Lenses are the different perspectives on an organization’s EX that managers and leaders adopt and consider consciously. They allow leaders to view the EX from multiple points of view—to put on various hats and understand the beliefs and expectations of their employees through whatever frame is most helpful to the organization’s success. The most effective leaders are those who can (and are willing to) go beyond their limited perspectives and see the EX with new eyes.
The 3 Lenses of the Employee Experience
1. Organizational lens
Looking through this lens, the owner, executive, or manager sees the EX as it affects the organization: sales, market share, recruitment, partnerships, turnover, competition, brand, personnel decisions, patient satisfaction, and more. When you view EX through the organizational lens, it’s from the perspective of what is best for the organization, not necessarily the employees. Looking through this lens can help leaders temporarily set aside personal relationships and emotional issues related to employees to see what needs to be done to preserve the well-being of the organization. After all, while the organization doesn’t exist without its employees, it works the other way around, too. It’s tough to be employed by an organization that doesn’t exist.
2. Employee lens
Looking through this lens, the leader sees the EX from the perspective of the employee. This is a way to get employees’-eye views of issues like compensation, engagement, culture, beliefs, and work-life balance. Using the employee lens, a manager might understand how employee beliefs led to a specific outcome in a way that wasn’t possible had she looked at things only from her own perspective. Gazing through the employee lens provokes a manager to ask “How does this decision impact employees and their perceptions? How will they see it?”
3. Leader lens
Looking through the leader lens means being able to look through the organizational and employee lenses at the same time, giving both views their appropriate consideration, while also paying attention to the leader’s own viewpoint. This ability to look through multiple lenses is a skill found in elite leaders who are able to integrate three points of view: their own, the organization’s, and employees’. Peering through the leader lens gives a broader, more complete range of insights needed to make decisions—but it doesn’t tell them which decisions are best.

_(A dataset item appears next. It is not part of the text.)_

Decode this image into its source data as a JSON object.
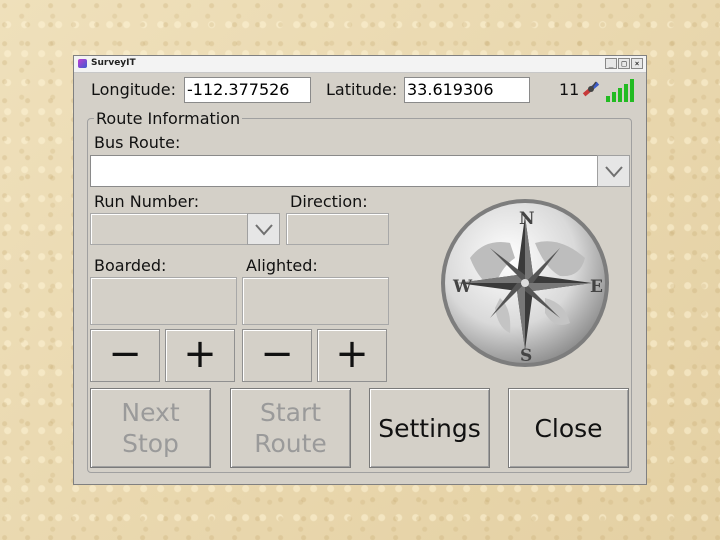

The lenses are tools for information gathering. They don’t impart judgment, good or poor. These lenses are only as effective as the fairness, clarity, empathy, predictability, transparency, and accountability of the people doing the looking. They are powerful tools for intentionally designing, building, and shaping an organization and culture, but the outcome depends entirely on what you do with what you see.
Shifting between lenses, and asking questions through these lenses as guides, gives us a multiscopic, more complete perspective of expectations.